Many of us do not know the words to our own song. We stumble along seeking the right tune. Then, often suddenly, we catch an intimation of what we have been put on earth to do. We embrace our particular project and begin to sing from the bottom of our heart. And it feels so good, so right, and so true.

Erin Brockovich explores this dramatic process of calling and vocation in the true story of an unemployed mother (Julia Roberts) of three who has been divorced twice. She hires Ed Masry (Albert Finney), a middle-aged lawyer near the end of his not very illustrious career, to plead her suit against a driver who crashed into her car at an intersection. After losing in court, Erin bulldozes her way into working at Masry's Los Angeles law firm. Her brashness, foul language, and miniskirts immediately make this newcomer a pariah in the office.

One day when she is setting up a file for a pro bono real estate account, Erin inadvertently comes across records of Pacific Gas and Electric's poisoning of the water supply of a small community near their plant. While George (Aaron Eckhart), her biker neighbor, graciously takes care of her three children, she interviews a slew of working-class families whose members have been afflicted with life-threatening diseases. With a zeal for justice and a deep empathy for these victims of corporate malfeasance, Erin wins their trust and promises to get them compensation for their suffering.

Director Steven Soderbergh, in his third triumph in a row (The Limey, Out of Sight), draws out a dazzling performance from Julia Roberts. The snappy screenplay by Susannah Grant wisely sticks with Erin's soulful blooming instead of focusing on trial scenes. One of the most salutary aspects of this riveting drama is the rounded portrait of a deeply flawed heroine who, like the courageous women in Norma Rae and Silkwood, demonstrates the hard road of trying to make a difference in the world.
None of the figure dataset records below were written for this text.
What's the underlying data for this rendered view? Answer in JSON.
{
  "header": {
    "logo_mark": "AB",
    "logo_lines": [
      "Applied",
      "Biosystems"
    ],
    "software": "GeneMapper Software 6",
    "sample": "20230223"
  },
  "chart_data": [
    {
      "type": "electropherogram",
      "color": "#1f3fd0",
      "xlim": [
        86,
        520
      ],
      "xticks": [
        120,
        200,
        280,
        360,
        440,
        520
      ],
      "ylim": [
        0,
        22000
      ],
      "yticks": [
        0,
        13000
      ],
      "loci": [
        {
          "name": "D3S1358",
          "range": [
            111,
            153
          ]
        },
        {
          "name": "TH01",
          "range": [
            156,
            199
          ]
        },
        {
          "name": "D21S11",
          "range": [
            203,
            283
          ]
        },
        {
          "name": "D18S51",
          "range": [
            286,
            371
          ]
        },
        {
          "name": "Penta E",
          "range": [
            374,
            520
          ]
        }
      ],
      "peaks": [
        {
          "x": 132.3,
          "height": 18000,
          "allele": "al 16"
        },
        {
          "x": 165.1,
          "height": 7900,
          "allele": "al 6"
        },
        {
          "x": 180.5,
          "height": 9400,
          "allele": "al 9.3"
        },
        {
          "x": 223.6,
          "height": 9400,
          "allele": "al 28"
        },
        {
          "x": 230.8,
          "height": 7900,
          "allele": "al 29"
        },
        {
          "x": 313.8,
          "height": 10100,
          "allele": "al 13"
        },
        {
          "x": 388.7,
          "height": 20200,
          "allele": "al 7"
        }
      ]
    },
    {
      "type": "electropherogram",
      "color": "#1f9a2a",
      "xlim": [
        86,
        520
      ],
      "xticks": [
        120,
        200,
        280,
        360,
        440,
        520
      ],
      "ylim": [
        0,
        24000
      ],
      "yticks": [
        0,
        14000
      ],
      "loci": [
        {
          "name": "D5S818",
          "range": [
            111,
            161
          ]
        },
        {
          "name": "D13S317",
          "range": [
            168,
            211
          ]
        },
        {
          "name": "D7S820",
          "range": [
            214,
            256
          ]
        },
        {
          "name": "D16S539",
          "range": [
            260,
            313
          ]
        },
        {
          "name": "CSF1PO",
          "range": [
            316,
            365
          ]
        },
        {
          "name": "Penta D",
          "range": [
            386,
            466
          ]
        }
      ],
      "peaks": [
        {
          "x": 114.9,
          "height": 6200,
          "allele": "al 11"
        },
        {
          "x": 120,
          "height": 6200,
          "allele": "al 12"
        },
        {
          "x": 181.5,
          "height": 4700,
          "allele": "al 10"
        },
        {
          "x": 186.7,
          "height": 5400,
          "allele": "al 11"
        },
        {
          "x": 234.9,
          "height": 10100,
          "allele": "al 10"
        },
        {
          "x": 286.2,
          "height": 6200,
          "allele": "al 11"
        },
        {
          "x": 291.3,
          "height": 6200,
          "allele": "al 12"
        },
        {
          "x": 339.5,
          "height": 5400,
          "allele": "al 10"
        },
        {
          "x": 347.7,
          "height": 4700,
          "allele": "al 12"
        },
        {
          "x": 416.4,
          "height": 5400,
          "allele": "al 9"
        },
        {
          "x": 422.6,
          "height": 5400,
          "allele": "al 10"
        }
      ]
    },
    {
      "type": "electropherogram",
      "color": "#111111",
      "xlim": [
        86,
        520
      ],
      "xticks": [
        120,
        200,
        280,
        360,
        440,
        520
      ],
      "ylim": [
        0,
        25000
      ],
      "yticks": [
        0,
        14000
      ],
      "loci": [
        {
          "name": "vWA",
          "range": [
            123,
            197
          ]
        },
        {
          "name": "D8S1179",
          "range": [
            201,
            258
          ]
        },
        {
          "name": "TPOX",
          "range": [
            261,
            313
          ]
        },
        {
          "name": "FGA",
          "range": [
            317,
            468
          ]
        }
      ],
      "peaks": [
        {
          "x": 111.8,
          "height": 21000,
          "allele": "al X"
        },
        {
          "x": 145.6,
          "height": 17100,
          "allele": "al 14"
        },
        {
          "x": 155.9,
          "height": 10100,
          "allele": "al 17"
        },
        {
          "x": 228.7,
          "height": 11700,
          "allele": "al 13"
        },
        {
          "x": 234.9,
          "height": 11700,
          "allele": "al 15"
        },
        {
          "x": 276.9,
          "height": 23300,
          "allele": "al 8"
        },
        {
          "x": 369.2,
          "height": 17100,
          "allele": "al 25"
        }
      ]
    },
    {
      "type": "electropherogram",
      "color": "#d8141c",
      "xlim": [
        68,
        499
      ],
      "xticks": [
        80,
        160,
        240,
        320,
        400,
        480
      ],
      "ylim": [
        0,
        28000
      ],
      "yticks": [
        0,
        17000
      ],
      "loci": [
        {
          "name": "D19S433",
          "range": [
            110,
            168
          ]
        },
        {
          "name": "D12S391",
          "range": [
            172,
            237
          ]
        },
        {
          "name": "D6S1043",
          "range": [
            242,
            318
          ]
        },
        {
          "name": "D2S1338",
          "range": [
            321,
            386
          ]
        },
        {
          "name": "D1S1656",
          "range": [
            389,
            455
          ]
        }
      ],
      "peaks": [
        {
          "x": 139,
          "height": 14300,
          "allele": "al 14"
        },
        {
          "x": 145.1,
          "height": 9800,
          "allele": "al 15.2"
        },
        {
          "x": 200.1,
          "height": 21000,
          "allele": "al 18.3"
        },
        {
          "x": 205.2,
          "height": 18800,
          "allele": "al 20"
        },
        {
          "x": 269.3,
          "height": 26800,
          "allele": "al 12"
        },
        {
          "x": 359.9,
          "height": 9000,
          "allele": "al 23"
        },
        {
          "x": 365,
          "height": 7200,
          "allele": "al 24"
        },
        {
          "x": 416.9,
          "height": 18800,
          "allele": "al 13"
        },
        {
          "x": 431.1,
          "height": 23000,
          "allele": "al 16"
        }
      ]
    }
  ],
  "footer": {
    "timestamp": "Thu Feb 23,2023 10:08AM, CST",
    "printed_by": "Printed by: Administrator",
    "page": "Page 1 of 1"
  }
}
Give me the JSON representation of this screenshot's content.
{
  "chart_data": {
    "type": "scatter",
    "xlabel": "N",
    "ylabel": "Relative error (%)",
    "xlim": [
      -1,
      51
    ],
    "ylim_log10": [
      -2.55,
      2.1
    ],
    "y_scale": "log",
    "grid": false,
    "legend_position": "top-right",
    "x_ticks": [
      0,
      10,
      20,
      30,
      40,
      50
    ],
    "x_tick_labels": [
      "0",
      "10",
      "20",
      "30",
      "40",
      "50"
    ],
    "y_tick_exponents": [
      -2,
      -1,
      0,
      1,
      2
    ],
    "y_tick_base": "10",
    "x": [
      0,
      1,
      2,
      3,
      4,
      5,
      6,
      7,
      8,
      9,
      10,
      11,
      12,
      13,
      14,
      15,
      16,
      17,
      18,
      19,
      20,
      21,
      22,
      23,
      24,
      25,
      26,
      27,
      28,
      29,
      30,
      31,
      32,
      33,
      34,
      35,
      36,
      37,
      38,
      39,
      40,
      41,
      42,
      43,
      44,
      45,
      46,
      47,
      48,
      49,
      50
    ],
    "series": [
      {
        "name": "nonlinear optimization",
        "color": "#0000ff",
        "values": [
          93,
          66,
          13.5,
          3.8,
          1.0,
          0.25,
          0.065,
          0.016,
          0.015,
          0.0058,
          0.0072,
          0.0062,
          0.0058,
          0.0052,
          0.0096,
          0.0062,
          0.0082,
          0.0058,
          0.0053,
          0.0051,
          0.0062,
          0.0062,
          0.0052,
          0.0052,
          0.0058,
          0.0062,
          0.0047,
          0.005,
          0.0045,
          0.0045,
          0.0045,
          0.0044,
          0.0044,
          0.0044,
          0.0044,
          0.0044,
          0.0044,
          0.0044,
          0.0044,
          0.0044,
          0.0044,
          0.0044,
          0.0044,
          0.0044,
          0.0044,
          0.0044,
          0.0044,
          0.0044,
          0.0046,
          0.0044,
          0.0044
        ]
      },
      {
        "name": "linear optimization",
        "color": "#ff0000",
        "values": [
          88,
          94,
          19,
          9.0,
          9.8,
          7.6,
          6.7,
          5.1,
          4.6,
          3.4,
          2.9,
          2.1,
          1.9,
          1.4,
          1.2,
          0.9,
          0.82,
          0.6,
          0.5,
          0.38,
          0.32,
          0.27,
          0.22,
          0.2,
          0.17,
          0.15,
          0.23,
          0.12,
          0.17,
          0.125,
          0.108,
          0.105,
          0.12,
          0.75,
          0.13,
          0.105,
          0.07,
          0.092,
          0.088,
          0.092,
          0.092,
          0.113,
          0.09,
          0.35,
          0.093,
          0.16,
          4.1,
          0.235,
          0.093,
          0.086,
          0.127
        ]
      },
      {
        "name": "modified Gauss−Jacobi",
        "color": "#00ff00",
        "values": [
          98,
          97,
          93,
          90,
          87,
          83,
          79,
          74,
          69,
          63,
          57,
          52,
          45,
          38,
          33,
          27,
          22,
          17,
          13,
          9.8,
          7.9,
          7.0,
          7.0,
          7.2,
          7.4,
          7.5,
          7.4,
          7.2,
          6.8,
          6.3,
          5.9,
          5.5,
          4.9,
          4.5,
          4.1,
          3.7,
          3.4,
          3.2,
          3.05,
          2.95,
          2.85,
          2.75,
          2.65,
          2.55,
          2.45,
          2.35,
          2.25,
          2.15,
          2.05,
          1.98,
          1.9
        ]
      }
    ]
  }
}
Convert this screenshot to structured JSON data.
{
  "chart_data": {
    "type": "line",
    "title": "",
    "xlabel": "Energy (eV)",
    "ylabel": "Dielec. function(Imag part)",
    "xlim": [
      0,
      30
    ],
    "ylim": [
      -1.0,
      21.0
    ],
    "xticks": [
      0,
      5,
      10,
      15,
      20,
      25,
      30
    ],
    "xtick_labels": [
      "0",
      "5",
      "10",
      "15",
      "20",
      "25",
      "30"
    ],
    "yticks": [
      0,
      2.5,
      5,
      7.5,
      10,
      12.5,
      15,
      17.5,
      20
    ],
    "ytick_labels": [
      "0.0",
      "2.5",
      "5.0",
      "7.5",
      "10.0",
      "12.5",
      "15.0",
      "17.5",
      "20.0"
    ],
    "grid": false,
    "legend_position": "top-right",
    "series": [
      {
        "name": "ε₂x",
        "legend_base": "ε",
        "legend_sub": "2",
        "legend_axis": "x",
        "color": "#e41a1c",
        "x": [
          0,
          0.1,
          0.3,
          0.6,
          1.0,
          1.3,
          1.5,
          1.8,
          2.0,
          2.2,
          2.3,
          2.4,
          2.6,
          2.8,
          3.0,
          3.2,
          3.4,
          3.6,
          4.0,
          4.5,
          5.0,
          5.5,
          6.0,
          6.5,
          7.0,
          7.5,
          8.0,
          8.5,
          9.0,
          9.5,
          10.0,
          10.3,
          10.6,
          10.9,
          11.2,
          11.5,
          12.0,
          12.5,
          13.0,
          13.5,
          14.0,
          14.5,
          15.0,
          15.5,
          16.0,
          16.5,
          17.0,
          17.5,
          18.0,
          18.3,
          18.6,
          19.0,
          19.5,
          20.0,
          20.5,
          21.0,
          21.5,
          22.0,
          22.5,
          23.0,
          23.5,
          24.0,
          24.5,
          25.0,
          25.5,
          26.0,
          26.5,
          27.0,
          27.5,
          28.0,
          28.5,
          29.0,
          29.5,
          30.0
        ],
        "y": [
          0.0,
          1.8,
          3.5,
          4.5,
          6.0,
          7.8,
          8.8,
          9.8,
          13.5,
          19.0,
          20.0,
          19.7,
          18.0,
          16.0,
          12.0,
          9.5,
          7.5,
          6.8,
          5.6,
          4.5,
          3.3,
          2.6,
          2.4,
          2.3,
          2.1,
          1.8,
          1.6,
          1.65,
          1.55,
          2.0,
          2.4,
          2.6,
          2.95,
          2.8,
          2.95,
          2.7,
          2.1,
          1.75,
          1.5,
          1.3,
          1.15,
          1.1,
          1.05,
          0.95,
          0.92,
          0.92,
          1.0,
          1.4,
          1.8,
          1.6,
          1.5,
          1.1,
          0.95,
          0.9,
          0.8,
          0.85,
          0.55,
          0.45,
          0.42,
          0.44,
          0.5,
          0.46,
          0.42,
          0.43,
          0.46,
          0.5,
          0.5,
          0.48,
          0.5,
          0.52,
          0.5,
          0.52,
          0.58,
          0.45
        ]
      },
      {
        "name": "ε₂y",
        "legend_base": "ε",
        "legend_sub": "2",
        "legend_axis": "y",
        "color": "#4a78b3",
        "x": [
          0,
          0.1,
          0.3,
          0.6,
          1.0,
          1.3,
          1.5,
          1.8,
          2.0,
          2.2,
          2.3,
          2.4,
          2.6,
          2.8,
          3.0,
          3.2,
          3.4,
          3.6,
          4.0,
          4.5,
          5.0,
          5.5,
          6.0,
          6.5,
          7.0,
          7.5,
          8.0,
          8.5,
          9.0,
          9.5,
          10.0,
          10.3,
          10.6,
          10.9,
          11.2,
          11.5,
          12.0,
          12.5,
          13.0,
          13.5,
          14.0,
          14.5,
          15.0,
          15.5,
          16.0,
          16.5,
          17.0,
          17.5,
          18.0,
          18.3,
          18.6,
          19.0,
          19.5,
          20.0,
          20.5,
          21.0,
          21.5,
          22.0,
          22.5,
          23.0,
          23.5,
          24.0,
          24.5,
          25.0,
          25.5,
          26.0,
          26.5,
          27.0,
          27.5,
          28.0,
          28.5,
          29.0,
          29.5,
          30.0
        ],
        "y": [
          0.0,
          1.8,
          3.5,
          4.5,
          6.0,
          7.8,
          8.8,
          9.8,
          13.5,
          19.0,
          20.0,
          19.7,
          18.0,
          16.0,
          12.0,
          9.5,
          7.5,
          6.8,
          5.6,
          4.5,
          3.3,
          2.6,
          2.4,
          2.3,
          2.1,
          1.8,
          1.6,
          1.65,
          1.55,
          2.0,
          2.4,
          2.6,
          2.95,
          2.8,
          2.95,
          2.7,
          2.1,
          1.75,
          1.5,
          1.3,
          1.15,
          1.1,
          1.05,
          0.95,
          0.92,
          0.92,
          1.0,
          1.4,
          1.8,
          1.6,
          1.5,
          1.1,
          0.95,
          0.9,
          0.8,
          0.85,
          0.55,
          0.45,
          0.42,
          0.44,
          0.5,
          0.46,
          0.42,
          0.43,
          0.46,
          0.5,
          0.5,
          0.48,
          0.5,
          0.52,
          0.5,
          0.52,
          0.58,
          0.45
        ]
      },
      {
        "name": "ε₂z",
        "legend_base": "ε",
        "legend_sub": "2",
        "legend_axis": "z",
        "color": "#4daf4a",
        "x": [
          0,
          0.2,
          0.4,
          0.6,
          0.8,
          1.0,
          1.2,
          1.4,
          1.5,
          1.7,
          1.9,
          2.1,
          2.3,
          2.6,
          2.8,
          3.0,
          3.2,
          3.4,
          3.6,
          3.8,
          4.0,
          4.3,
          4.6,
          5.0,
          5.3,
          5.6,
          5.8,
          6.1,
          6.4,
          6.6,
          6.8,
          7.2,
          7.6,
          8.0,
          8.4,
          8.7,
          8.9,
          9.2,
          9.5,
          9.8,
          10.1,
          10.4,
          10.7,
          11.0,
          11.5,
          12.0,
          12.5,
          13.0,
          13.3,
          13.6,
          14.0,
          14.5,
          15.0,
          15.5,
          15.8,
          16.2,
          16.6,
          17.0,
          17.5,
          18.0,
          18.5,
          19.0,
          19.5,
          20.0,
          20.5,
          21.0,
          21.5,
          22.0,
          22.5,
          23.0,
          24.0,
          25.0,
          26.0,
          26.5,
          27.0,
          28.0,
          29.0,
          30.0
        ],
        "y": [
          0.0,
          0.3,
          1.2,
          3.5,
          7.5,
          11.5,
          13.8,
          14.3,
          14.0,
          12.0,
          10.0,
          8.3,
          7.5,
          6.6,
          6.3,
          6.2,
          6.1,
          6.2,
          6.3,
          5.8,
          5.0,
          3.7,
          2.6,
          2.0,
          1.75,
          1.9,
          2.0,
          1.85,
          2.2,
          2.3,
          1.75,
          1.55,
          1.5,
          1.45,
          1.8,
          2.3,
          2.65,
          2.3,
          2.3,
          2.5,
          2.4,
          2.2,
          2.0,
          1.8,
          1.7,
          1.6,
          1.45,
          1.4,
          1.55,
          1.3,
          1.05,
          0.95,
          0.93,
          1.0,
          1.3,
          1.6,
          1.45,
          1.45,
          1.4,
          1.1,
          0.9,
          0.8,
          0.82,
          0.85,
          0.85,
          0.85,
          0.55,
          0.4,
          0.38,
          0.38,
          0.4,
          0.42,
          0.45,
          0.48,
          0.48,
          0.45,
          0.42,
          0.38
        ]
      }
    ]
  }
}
The old cliche "Don't judge a book by its cover" is at the spiritual hub of Erin Brockovich. Although the lead character flaunts her sexuality and talks like a dockworker, she is a true miracle worker in the lives of those she helps. Although George comes off at first sight as a Harley freak, he turns out to be a nurturing friend with a heart of gold. And the malevolent-looking man, who seems to be a threat to Erin throughout the story, turns out to be the one who can supply the smoking gun she needs in the case against Pacific Gas and Electric's corporate office.